Tarifa – Tune In, Turn On, Chill Out!

by Thomas Harper

You might be forgiven that Marbella residents, with their enviable lifestyle and superb quality of life, do not suffer the same stresses and strains that those living in big cities or colder climes do. There are times, however, especially as Marbella turns into party central during the frantic summer months, when even the most laid back Marbelli feels the need to escape the madding and frequently maddening crowds. Somewhere with crystal clear waters, white powder beaches and vibe so laid back that it is practically horizontal.

The stressed out resident doesn’t have to endure a long haul flight to Maui or Bali to kick back, however. Underlining the fact that Marbella is one of the best places on the planet to live, all he or she has to do is leap in the car (or VW Combi, if you must) – and in under an hour they will be in Tarifa.

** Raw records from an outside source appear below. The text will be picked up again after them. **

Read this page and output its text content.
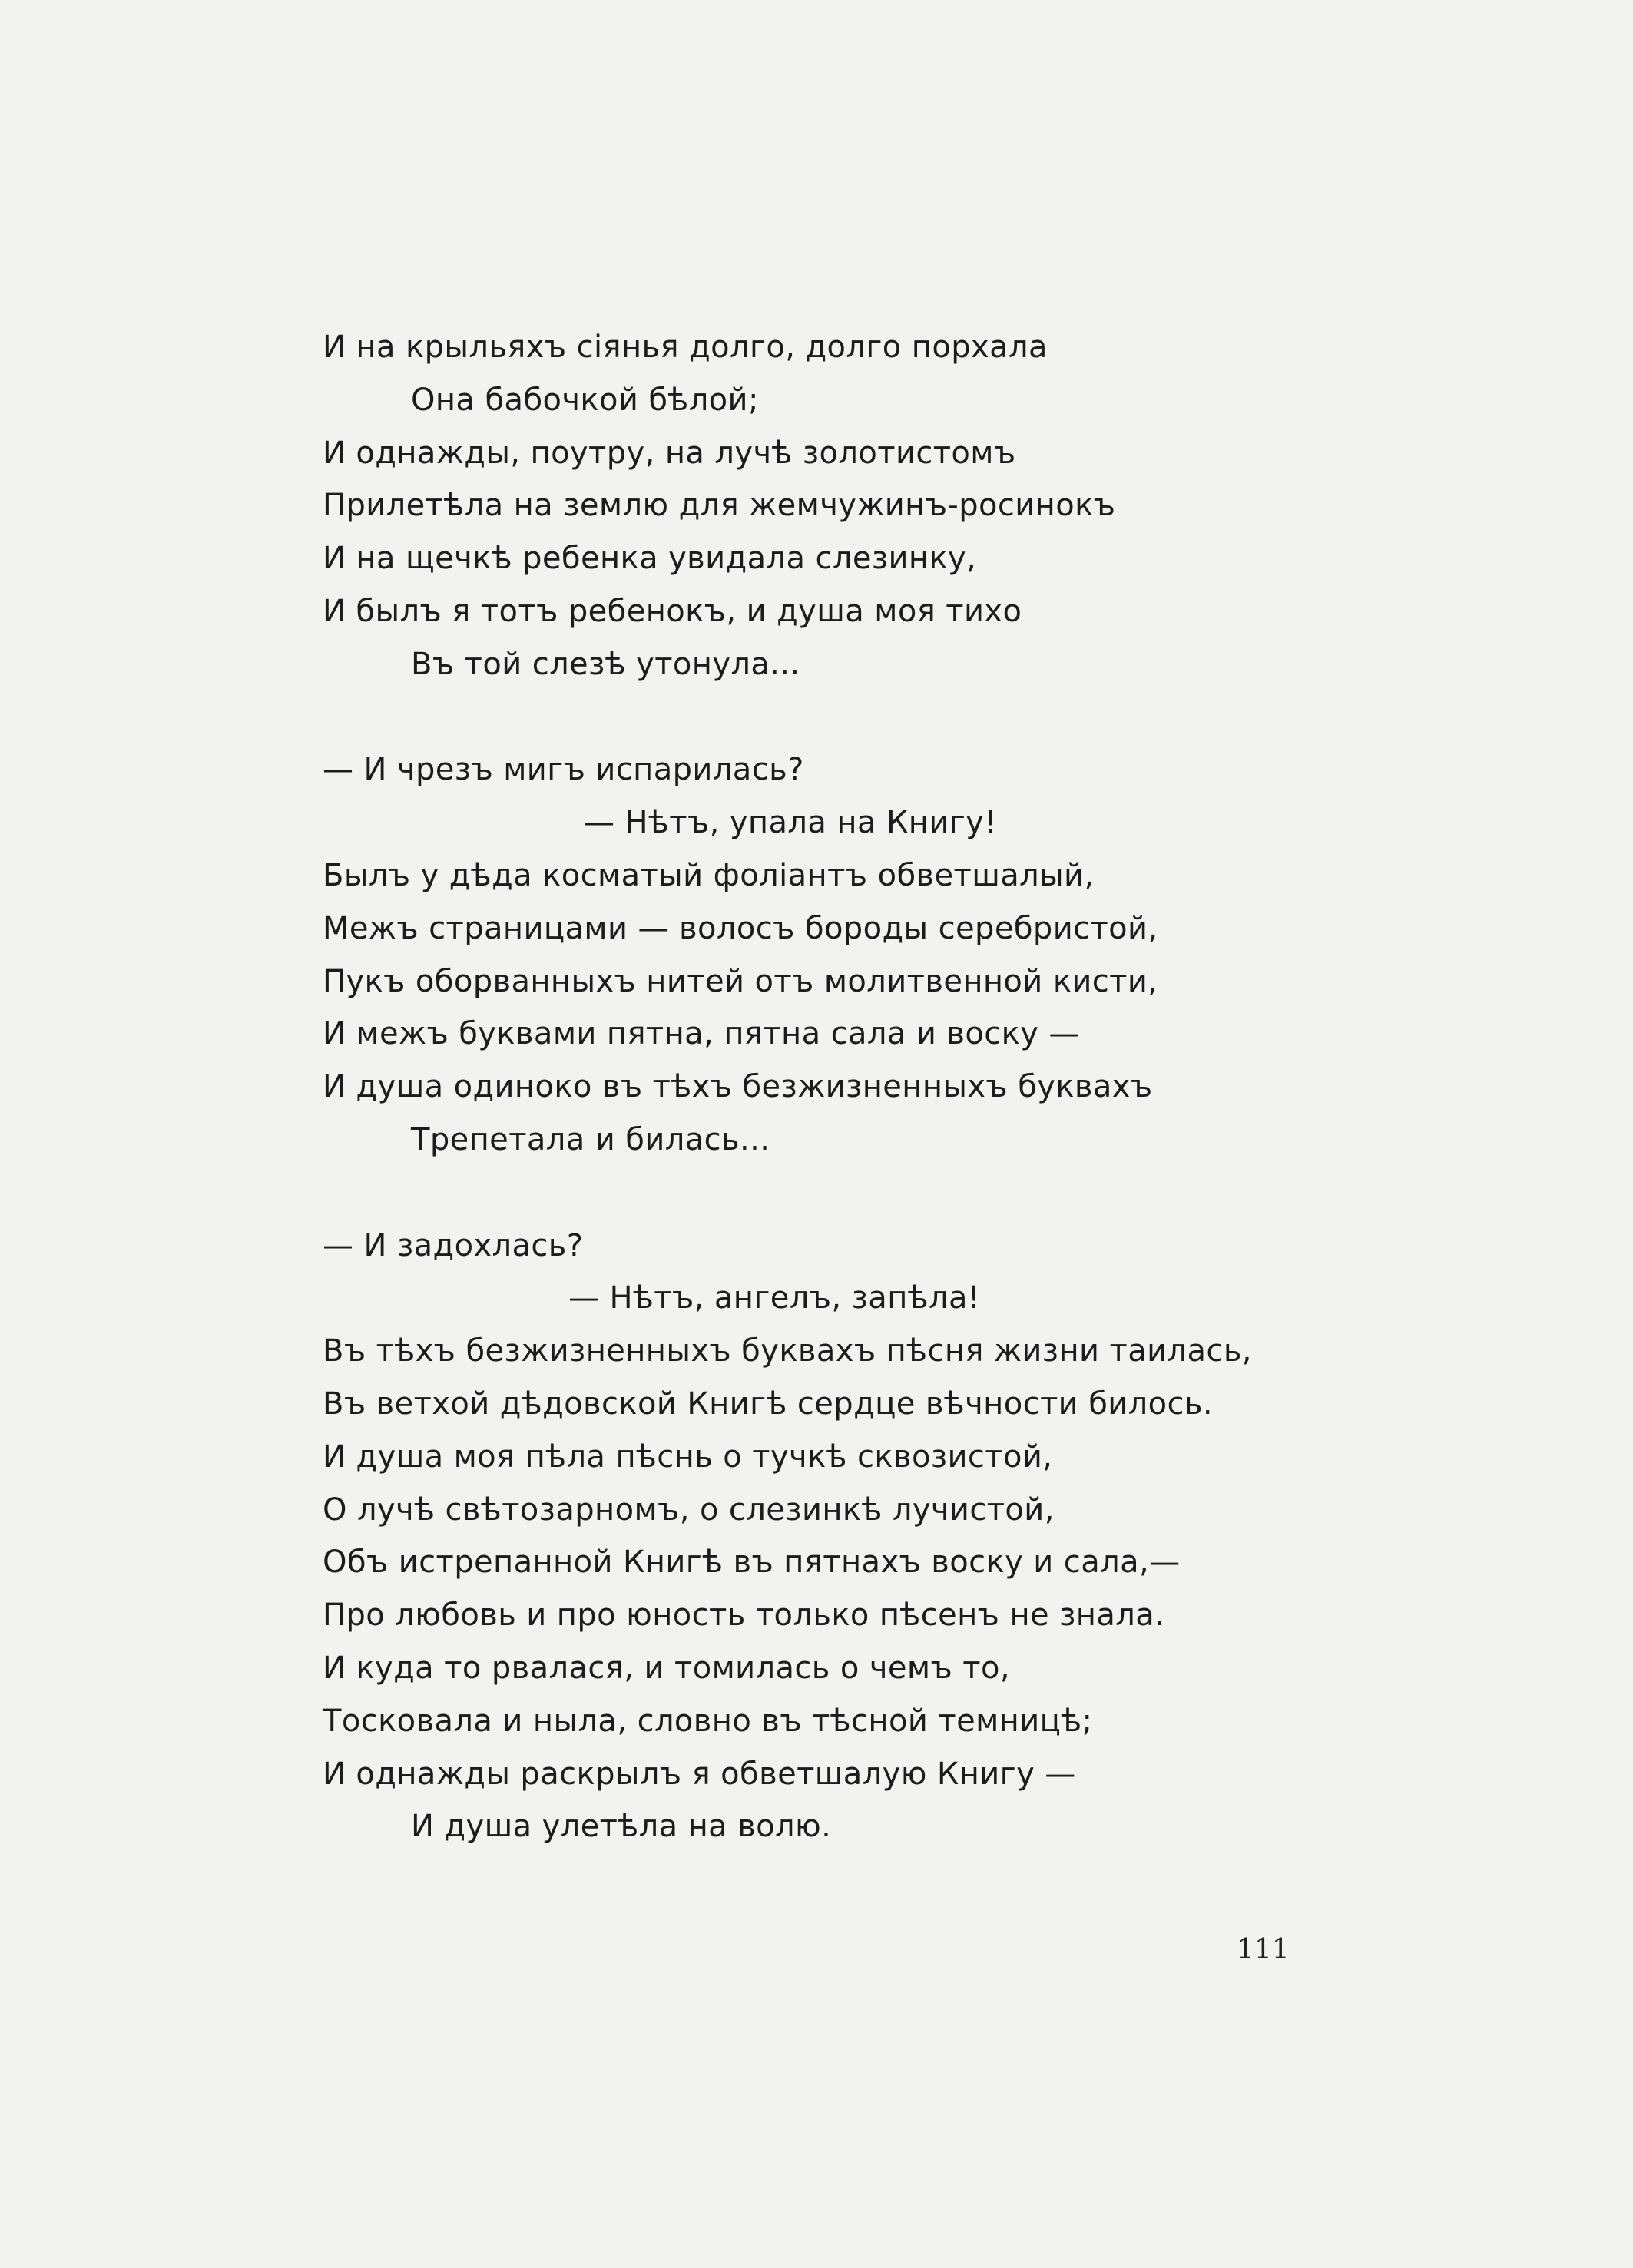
И на крыльяхъ сіянья долго, долго порхала
Она бабочкой бѣлой;
И однажды, поутру, на лучѣ золотистомъ
Прилетѣла на землю для жемчужинъ-росинокъ
И на щечкѣ ребенка увидала слезинку,
И былъ я тотъ ребенокъ, и душа моя тихо
Въ той слезѣ утонула...
— И чрезъ мигъ испарилась?
— Нѣтъ, упала на Книгу!
Былъ у дѣда косматый фоліантъ обветшалый,
Межъ страницами — волосъ бороды серебристой,
Пукъ оборванныхъ нитей отъ молитвенной кисти,
И межъ буквами пятна, пятна сала и воску —
И душа одиноко въ тѣхъ безжизненныхъ буквахъ
Трепетала и билась...
— И задохлась?
— Нѣтъ, ангелъ, запѣла!
Въ тѣхъ безжизненныхъ буквахъ пѣсня жизни таилась,
Въ ветхой дѣдовской Книгѣ сердце вѣчности билось.
И душа моя пѣла пѣснь о тучкѣ сквозистой,
О лучѣ свѣтозарномъ, о слезинкѣ лучистой,
Объ истрепанной Книгѣ въ пятнахъ воску и сала,—
Про любовь и про юность только пѣсенъ не знала.
И куда то рвалася, и томилась о чемъ то,
Тосковала и ныла, словно въ тѣсной темницѣ;
И однажды раскрылъ я обветшалую Книгу —
И душа улетѣла на волю.
111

Located on the stunning Costa de la Luz, Tarifia is the southernmost point of Europe, a fact that always stuns first time visitors as you pass the El Mirador roadside restaurant and they ask what the coastline is a few kilometres is to their left. “That? Oh, that’s Africa” always draws a gasp as you inform them that it its narrowest point, Morocco is only 14 kilometres across the Straits of Hercules.

Then there is that first view of Tarifa as you head down. Or not so much Tarifa, but rather the beaches. Miles of them, all dotted with what look like tiny handkerchiefs. But more on that late…

Now the history bit. Being so close to Morocco and with a vitally strategic position where the Mediterranean Sea meets the Atlantic Ocean (There is a spot in town where you can have your photo taken between the two), Tarifa was frequently fought over and besieged.

The most famous defender was Guzman “El Bueno”. In 1294, rebel troops arrived with Guzman’s ten-year-old son Pedro as a hostage, who they threatened to kill if he did not surrender. On hearing this, Guzman threw his own knife from the ramparts, saying that if the boy was slain, they would bestow eternal the child, honour on Guzman and everlasting wrath on themselves.

The rebels carried out their threat on the unfortunate Pedro, but soon retreat and were eventually defeated. As a reward for his loyalty, King Sancho granted Guzmán the use of “el Bueno” as part of his name.

Needless to say, modern day Tarifa is somewhat more child friendly…

Tarifa has always been famous for its strong wind, and in the 70s, windsurfers, and later, kitesurfers, began to flock there in their thousands. Along with their boards they brought their lifestyle, and the first boho shops, camping sites and hotels were established. The best known amongst them are the Hurricaine Hotel and the Hotel Dos Mares, where the style is laid back chic. Forget the heaving beach clubs of Banus, Tarifa is all about feeling the sand between your toes and you sip a Mojito, watch the surfers do their thing and let your cares slip away.

The old town of Tarifa, guarded by the city walls that Guzman himself would recognise (there is a statue of the man himself in front of the castle), is now a bohemian maze of boutiques, bars and restaurants, as well as some sublime town house hotels – Hotel Misiana and The Riad are always popular. Although small, Tarifa is friendly, and one of the pleasures is exploring the narrow streets by night, grabbing a drink at a bar or finding a great steak place.

When morning comes around and you need to shake off that fuzzy head, make your way to Bolonia, famous for its huge dune and cows that walk along the beach, before plunging into the cooler waters of the Atlantic to freshen up.

As you pick out your sunbed spot for the day, you will begin to understand why a weekend in Tarifa feels like a two-week holiday somewhere else.

And even better, you can do it all again next weekend!